Aquaculture has been practiced on Chincoteague for generations out of mind. That’s what Jenny had told me a couple years back. She had told me about Tom’s Cove Aquafarms near Black Point Landing which specializes in oysters and cherrystone clams.
“You harvest the oysters off oyster rocks and deepwater beds,” she said. “My family had a deepwater bed at Mosquito Creek and we had oyster rocks up the creek beyond the new bridge behind the island.”
They also had clam beds just across the marsh from her girlhood home. “My daddy would go out to Wallops Island in the early summer,” Jenny remembered. “We’d go out with the big scow and we’d pick up baby clams.” The clams were plentiful as coquinas in the surf. “They would roll in with the waves, little teeny clams,” she said. “And we would bring them up and dump them in the clam bed, and they would bury in and grow. That’s how we did it. We had it from the bridge to the end of the island.”

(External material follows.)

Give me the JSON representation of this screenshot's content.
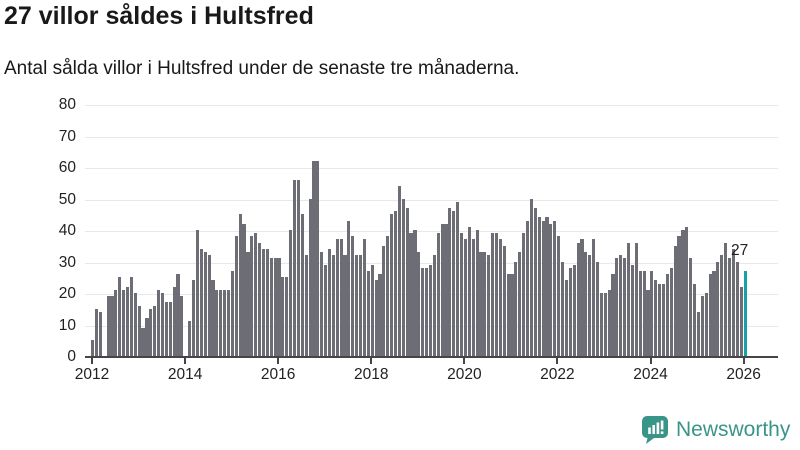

The next morning we have Sandy Point Donuts, still hot, and reminiscent in texture to those that were served at Duck Donuts, until they went belly up at Willow Lawn. We spend a good part of the day strolling along the older section of Main Street in downtown Chincoteague. It’s lined with restaurants and coffee shops and galleries and shops that sell cheap souvenirs. There’s also a beautiful municipal park flanked by the town library.
And all along this street, and many of the other major thoroughfares on the island, banners hang from street light poles honoring those who served in various branches of the armed forces. It’s no surprise that the overwhelming number of islanders who served their country were in either the Navy or the Coast Guard.
After a final seafood dinner, as we prepare for our departure in the morning, Catherine, Charles, Matt and I sit around the table and talk well into the night. Of course, we talk about the things we have seen and the people we’ve met. What we all seem to understand is that the people here—most of them, at any rate—know how delicate the balance is between human beings and the environment they inhabit. Had greed ruled on either of these islands, they would have suffered the same ghastly fate as some of the overdeveloped barrier islands along the East Coast. And what none of us can quite get is how or why anyone in his or her right mind would not comprehend this, and do everything within their power to do whatever it takes to remove plastics from every shelf in the world, and eliminate fossil fuels altogether, in favor of green energy. To do otherwise is to condemn life on Earth to certain death. And guess what? Despite the childish musings of the grotesquely well-to-do there is no other planet nearly as hospitable as the one we inhabit. It is a gift beyond reasoning that we are even here.